Men frequently become so wrapped up in either their own inventions or their own promotions that they enormously overstate their case. Such Brother Reuel Lemmons recently did. For twenty-five or more years Brother Lemmons has been connected with or promoting the Tipton Orphan Home. In commending some of the children reared at Tipton, Brother Lemmons recently said:

"We very definitely do not agree with the generally accepted idea that it is so much better for a child to grow up in a private home. We will agree that if it is born there it is by far best. But the assumption that in all cases it is best simply isn't so. It is assumed only by those who know little or nothing about the actual work carried on. Very few private homes now have the scientific guidance that many of our children's homes have . . . "(FIRM FOUNDATION, May 28, 1968)
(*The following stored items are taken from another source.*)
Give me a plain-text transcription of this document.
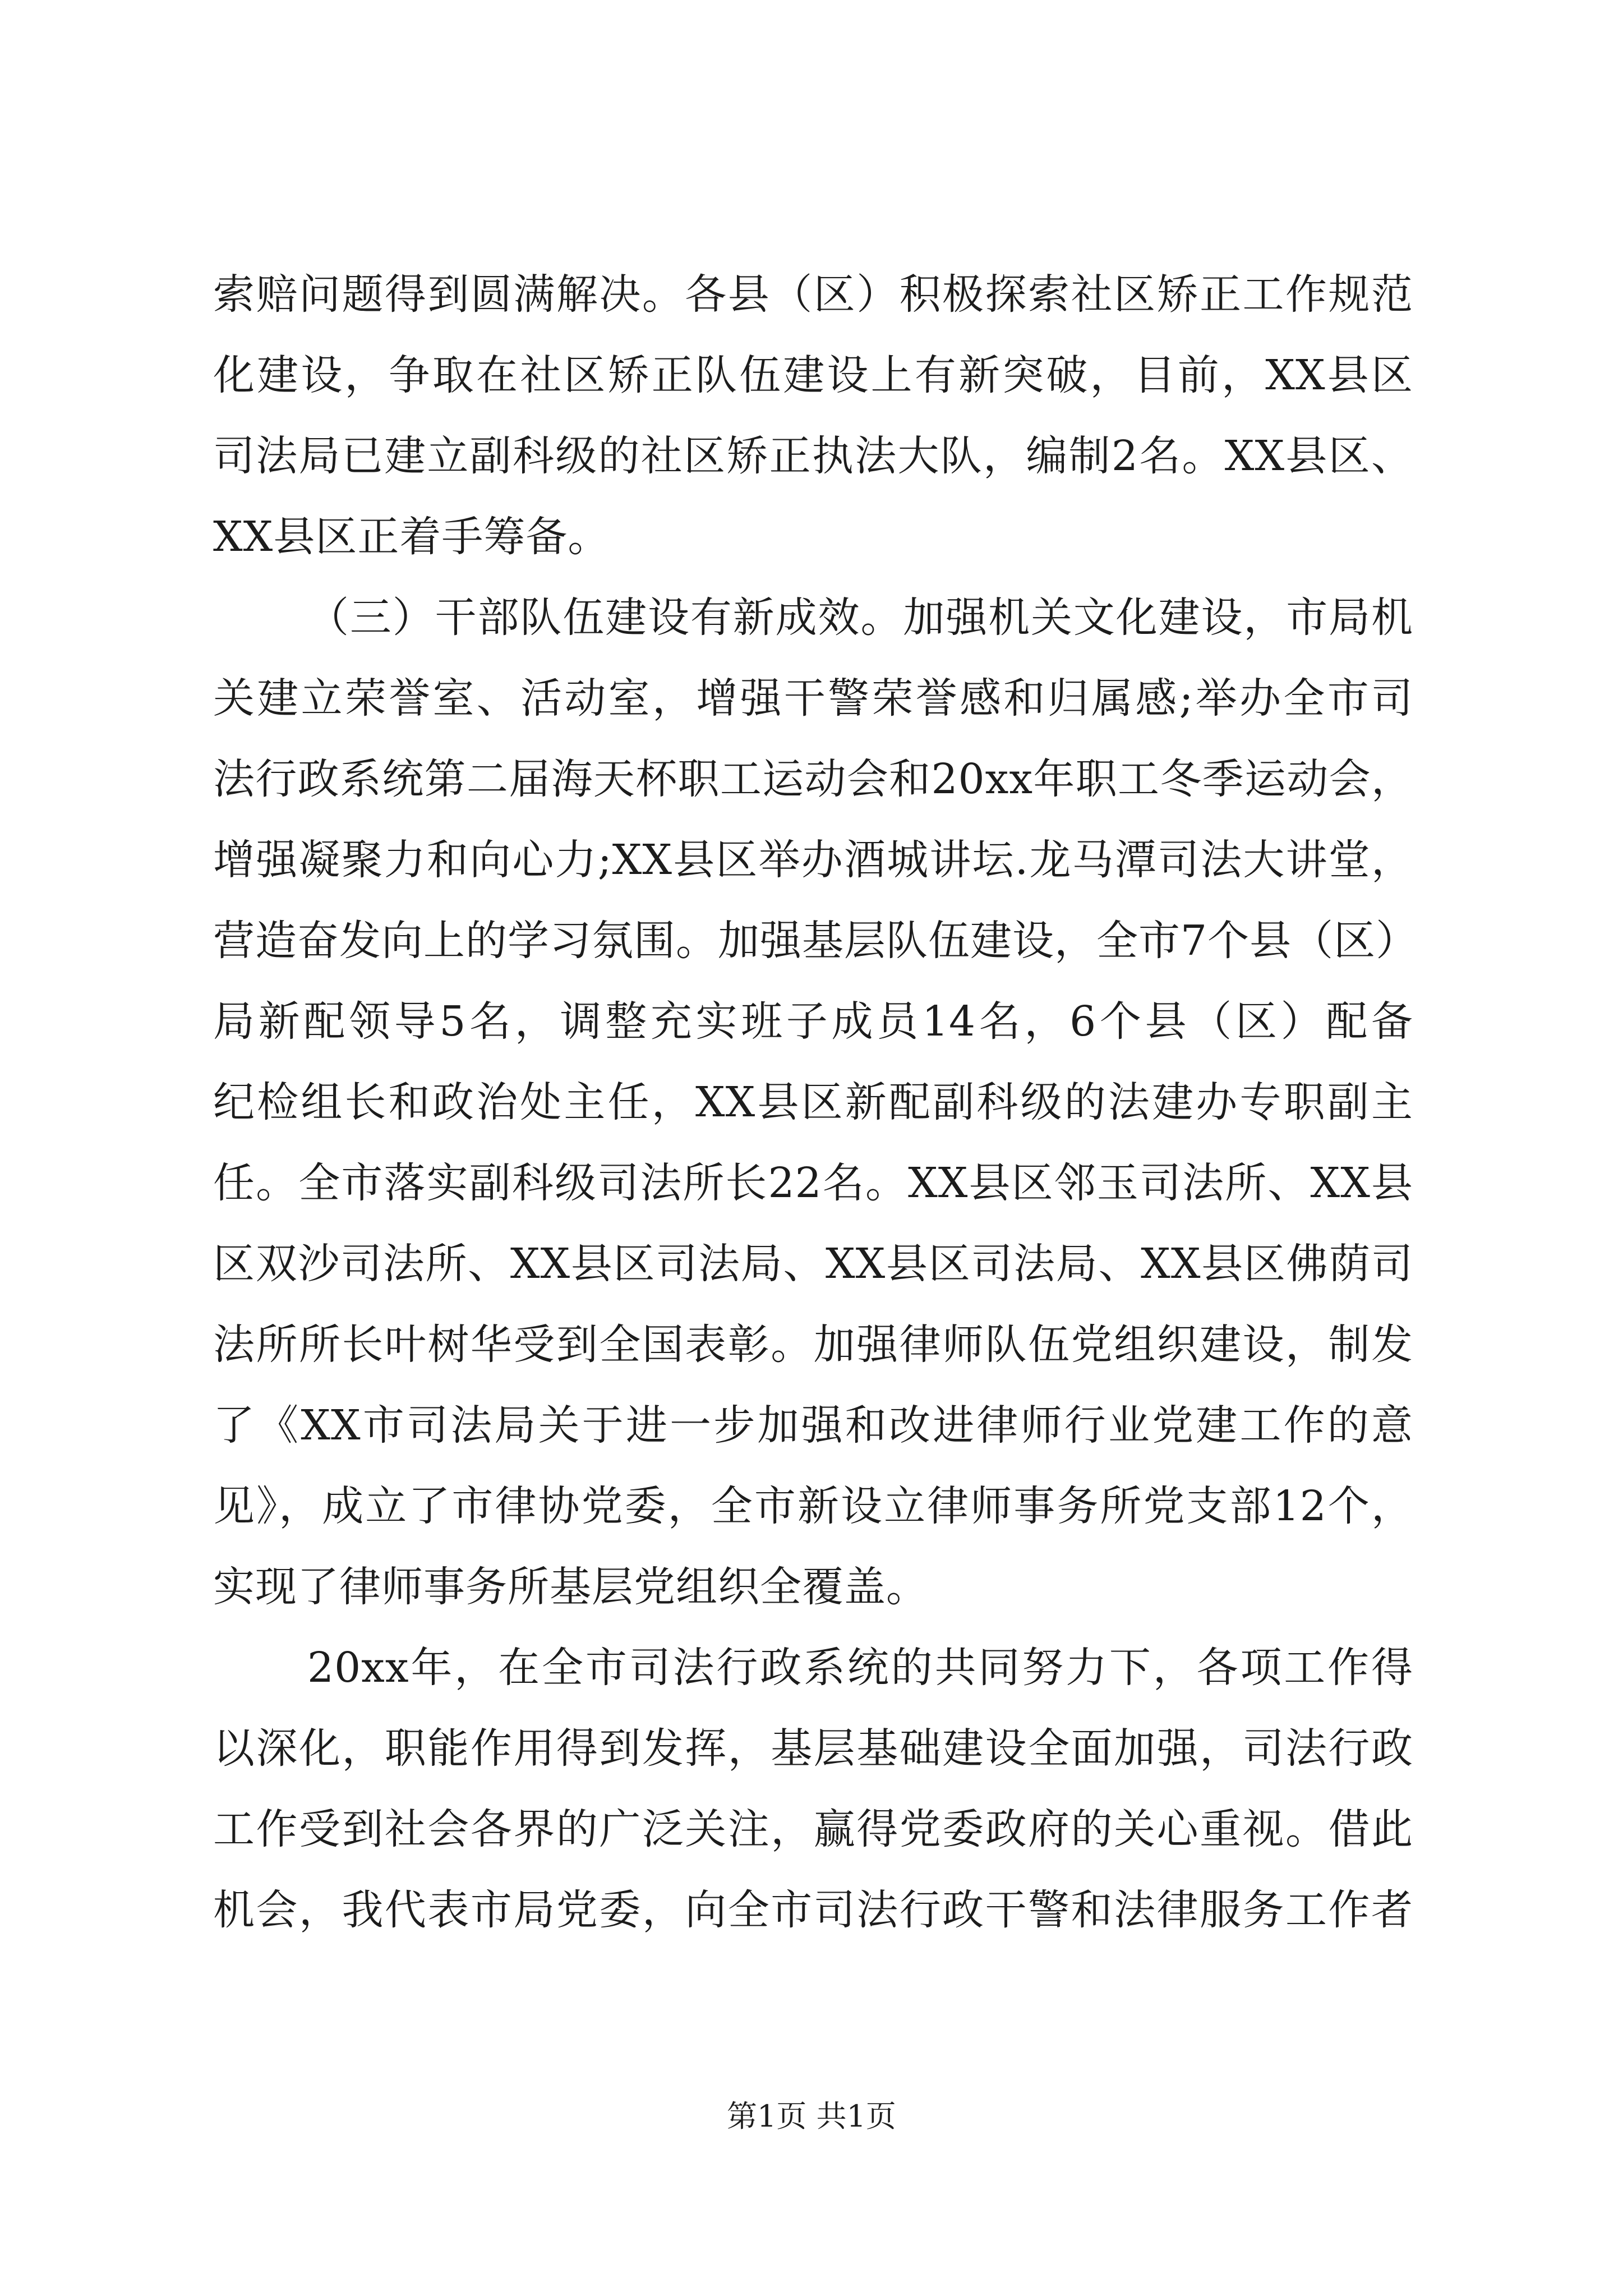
索赔问题得到圆满解决。各县（区）积极探索社区矫正工作规范
化建设，争取在社区矫正队伍建设上有新突破，目前，XX县区
司法局已建立副科级的社区矫正执法大队，编制2名。XX县区、
XX县区正着手筹备。
（三）干部队伍建设有新成效。加强机关文化建设，市局机
关建立荣誉室、活动室，增强干警荣誉感和归属感;举办全市司
法行政系统第二届海天杯职工运动会和20xx年职工冬季运动会，
增强凝聚力和向心力;XX县区举办酒城讲坛.龙马潭司法大讲堂，
营造奋发向上的学习氛围。加强基层队伍建设，全市7个县（区）
局新配领导5名，调整充实班子成员14名，6个县（区）配备
纪检组长和政治处主任，XX县区新配副科级的法建办专职副主
任。全市落实副科级司法所长22名。XX县区邻玉司法所、XX县
区双沙司法所、XX县区司法局、XX县区司法局、XX县区佛荫司
法所所长叶树华受到全国表彰。加强律师队伍党组织建设，制发
了《XX市司法局关于进一步加强和改进律师行业党建工作的意
见》，成立了市律协党委，全市新设立律师事务所党支部12个，
实现了律师事务所基层党组织全覆盖。
20xx年，在全市司法行政系统的共同努力下，各项工作得
以深化，职能作用得到发挥，基层基础建设全面加强，司法行政
工作受到社会各界的广泛关注，赢得党委政府的关心重视。借此
机会，我代表市局党委，向全市司法行政干警和法律服务工作者
第1页 共1页
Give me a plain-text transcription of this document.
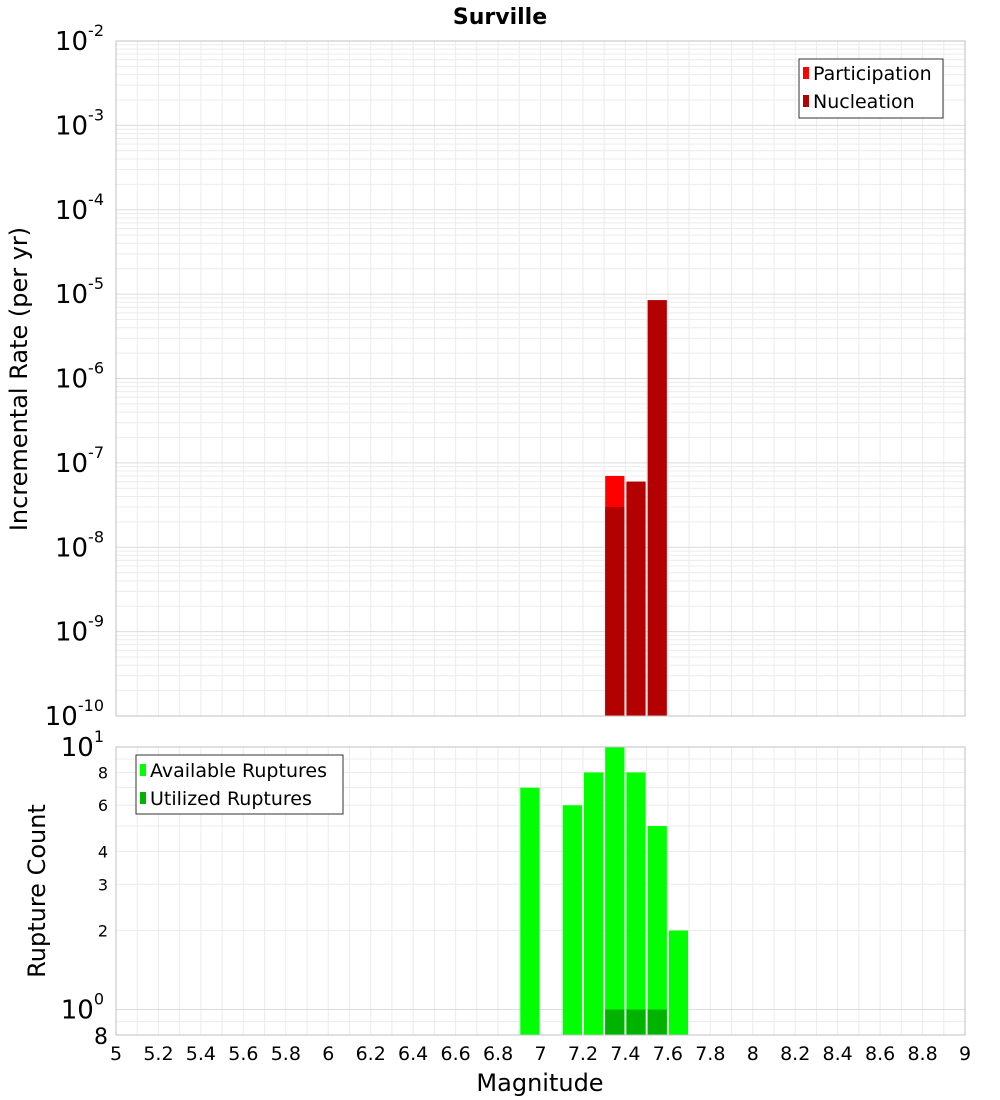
Surville
$10^{-2}$
$10^{-3}$
$10^{-4}$
$10^{-5}$
$10^{-6}$
$10^{-7}$
$10^{-8}$
$10^{-9}$
$10^{-10}$
Incremental Rate (per yr)
Participation
Nucleation
$10^1$
$10^0$
8
6
4
3
2
8
5 5.2 5.4 5.6 5.8 6 6.2 6.4 6.6 6.8 7 7.2 7.4 7.6 7.8 8 8.2 8.4 8.6 8.8 9
Rupture Count
Magnitude
Available Ruptures
Utilized Ruptures
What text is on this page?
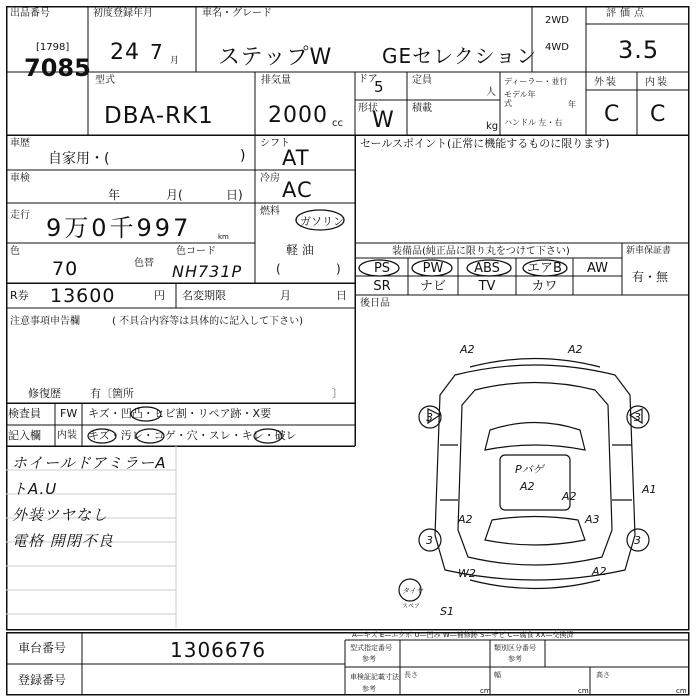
出品番号
[1798]
7085
初度登録年月
24 7 月
車名・グレード
ステップW GEセレクション
2WD
4WD
評価点
3.5
型式
DBA-RK1
排気量
2000 cc
ドア
5
形状
W
定員
人
積載
kg
ディーラー・並行
モデル年式	年
ハンドル 左・右
外装	内装
C C
車歴
自家用・(	)
シフト
AT
車検
年	月(	日)
冷房 AC
走行 9万0千997	km
燃料
ガソリン
軽 油
(	)
色
70	色替
色コード
NH731P
R券 13600	円 名変期限	月	日
注意事項申告欄	( 不具合内容等は具体的に記入して下さい)
修復歴	有〔箇所	〕
検査員
記入欄
FW キズ・凹凸・ヒビ割・リペア跡・X要
内装 キズ・汚レ・コゲ・穴・スレ・キレ・破レ
ホイールドアミラーA
トA.U
外装ツヤなし
電格 開閉不良
セールスポイント(正常に機能するものに限ります)
装備品(純正品に限り丸をつけて下さい)	新車保証書
有・無
PS	PW	ABS	エアB	AW
SR	ナビ	TV	カワ
後日品
A2	A2
3	3
3	3
Pバゲ
A2	A1
A2	A3
A2
A2
W2
S1
タイヤ
スペア
A—キズ E—エクボ U—凹み W—補修跡 S—サビ C—腐食 XX—交換済
車台番号	1306676
登録番号
型式指定番号
参考
類別区分番号
参考
車検証記載寸法
参考
長さ
cm
幅
cm
高さ
cm
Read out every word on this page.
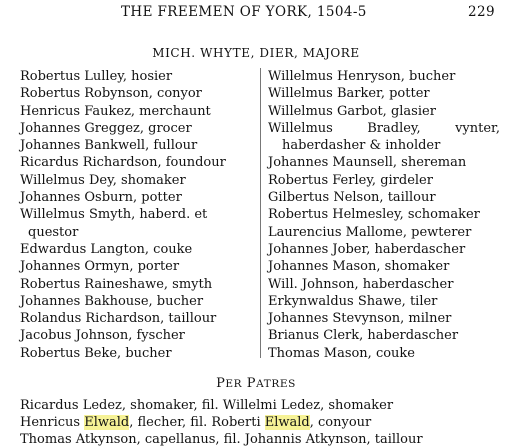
THE FREEMEN OF YORK, 1504-5	229
MICH. WHYTE, DIER, MAJORE
Robertus Lulley, hosier
Robertus Robynson, conyor
Henricus Faukez, merchaunt
Johannes Greggez, grocer
Johannes Bankwell, fullour
Ricardus Richardson, foundour
Willelmus Dey, shomaker
Johannes Osburn, potter
Willelmus Smyth, haberd. et
questor
Edwardus Langton, couke
Johannes Ormyn, porter
Robertus Raineshawe, smyth
Johannes Bakhouse, bucher
Rolandus Richardson, taillour
Jacobus Johnson, fyscher
Robertus Beke, bucher
Willelmus Henryson, bucher
Willelmus Barker, potter
Willelmus Garbot, glasier
Willelmus	Bradley,	vynter,
haberdasher & inholder
Johannes Maunsell, shereman
Robertus Ferley, girdeler
Gilbertus Nelson, taillour
Robertus Helmesley, schomaker
Laurencius Mallome, pewterer
Johannes Jober, haberdascher
Johannes Mason, shomaker
Will. Johnson, haberdascher
Erkynwaldus Shawe, tiler
Johannes Stevynson, milner
Brianus Clerk, haberdascher
Thomas Mason, couke
PER PATRES
Ricardus Ledez, shomaker, fil. Willelmi Ledez, shomaker
Henricus Elwald, flecher, fil. Roberti Elwald, conyour
Thomas Atkynson, capellanus, fil. Johannis Atkynson, taillour
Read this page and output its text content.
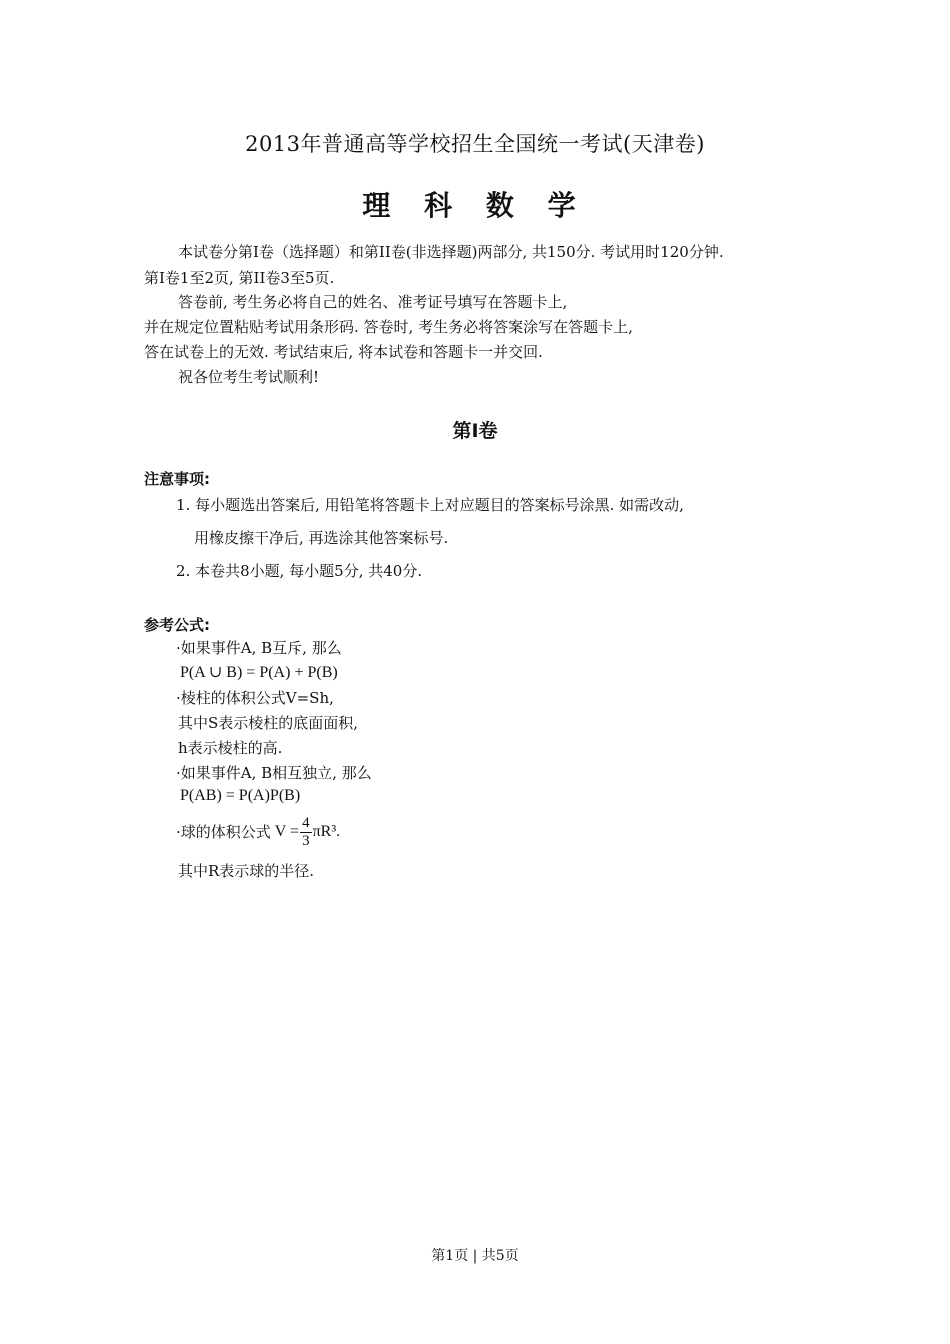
2013年普通高等学校招生全国统一考试(天津卷)
理 科 数 学
本试卷分第I卷（选择题）和第II卷(非选择题)两部分, 共150分. 考试用时120分钟.
第I卷1至2页, 第II卷3至5页.
答卷前, 考生务必将自己的姓名、准考证号填写在答题卡上,
并在规定位置粘贴考试用条形码. 答卷时, 考生务必将答案涂写在答题卡上,
答在试卷上的无效. 考试结束后, 将本试卷和答题卡一并交回.
祝各位考生考试顺利!
第I卷
注意事项:
1. 每小题选出答案后, 用铅笔将答题卡上对应题目的答案标号涂黑. 如需改动,
用橡皮擦干净后, 再选涂其他答案标号.
2. 本卷共8小题, 每小题5分, 共40分.
参考公式:
·如果事件A, B互斥, 那么
P(A ∪ B) = P(A) + P(B)
·棱柱的体积公式V=Sh,
其中S表示棱柱的底面面积,
h表示棱柱的高.
·如果事件A, B相互独立, 那么
P(AB) = P(A)P(B)
·球的体积公式 $V = \frac{4}{3} \pi R^3$.
其中R表示球的半径.
第1页 | 共5页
If Brother Lemmons' analysis of things is correct, God did most of us a grave injustice by letting us grow up in a home with nothing but a -mother and a father to guide us. We should have had the "scientific guidance" children get in the institutions our brethren have devised. Even those of us who are parents deprive our children of "scientific guidance" in their upbringing, since very few private homes are so equipped and the institutions have hired professionals to run them.

I fear Brother Lemmons has not done his home work very well. I can cite a good many individuals who have spent more time studying child-care than has Brother Lemmons who say he is "all wet" on his analysis of the value of institutions. Dr. Selma Frailberg said that rearing babies in an orphanage is "an immoral act that must be eradicated completely." Mrs. Mary Paul, Home Planning Supervisor of the New York Children's Aid Society, said: "Among the 'old-fashioned' methods of raising children, the one least likely-ever to be revived is the orphan asylum. Even the modern orphanage, which uses a cottage plan that simulates family living, is not adequate for normal youngsters."

If these two authorities do not qualify as people who know a little about child care, I will be happy to cite several others to show Brother Lemmons he knows "little or nothing about the actual work carried on" in a benevolent institution.

Brother Lemmons implies that we all would have been better off if God had merely appointed a board of directors to rear us, rather than turning such a highly technical chore over to parents lacking in "scientific guidance."